I didn’t need it but there is even a lavatory on board as well as a bike rack attached to the front of the buses which actually could have been useful had I known about it earlier.


For one person, the round trip from Fort Collins to Denver and back cost me a total of $20.  Driving any of my cars would have cost almost that much in gasoline, never mind the mileage and any parking charges.

Of course I did impose on my wife to drive me to and from my local station but could have driven myself there and parked for free. Or ridden my bicycle. By taking the bus I was able to relax and catch up on the latest articles on CurbsideClassic.com and leave the driving to someone else while sprawling out in comfort.

Given a similar set of circumstances (single rider, somewhat flexible schedule) I would absolutely ride the Bustang again.  On the whole Bustang has been a success for CDOT, in its first year of operation ending in June of this year a total of 102,577 people had ridden on it, which exceeded expectation by about 15%.

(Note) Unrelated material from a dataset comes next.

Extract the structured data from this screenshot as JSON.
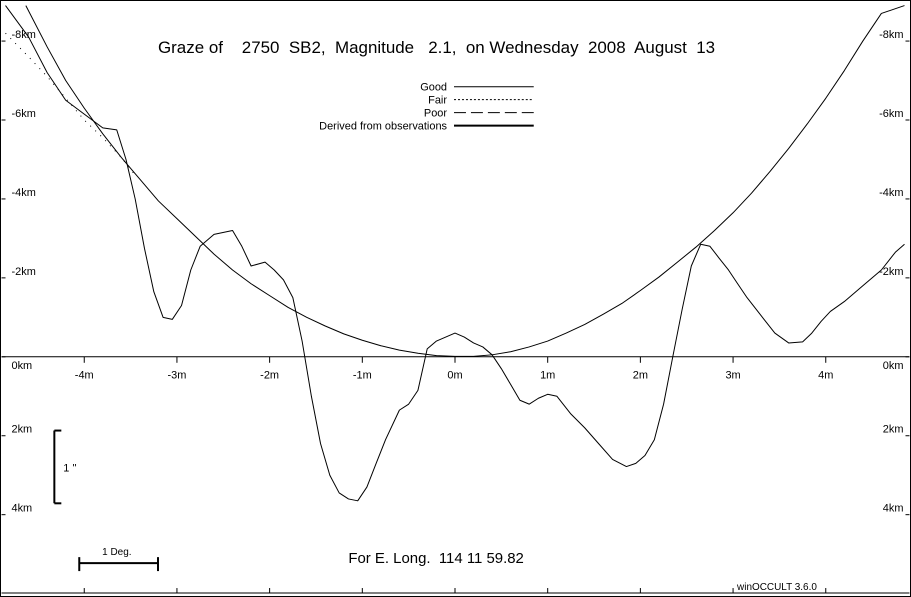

Revenues were 57% higher than expected at $1,014,781 recorded in the first year which would seem to indicate that people are riding it for longer (more expensive) distances than anticipated.  Overall CDOT had expected to cover about 30% of the bus system’s operations, however the revenues actually covered about 38% of first-year operations.


As CC’s accidental resident alternative transportation advocate (early NGV car-sharing program, Casual Carpool, and now Commuter Buses!), I was very impressed by this service.

As a commuter it makes a lot of sense and if you, dear reader from far away, are coming into Denver via the airport you could now take the new light-rail service from the airport into town, then transfer to Bustang and get to the Northern or Southern cities and even into the mountains.

Will it be as painless as renting a car or getting someone to pick you up or paying for door-to-door service?  Probably not but it’ll be an interesting experience and likely a lot better than the airplane trip itself.  And who doesn’t love looking out the giant windows of a new bus?  Go Bustang!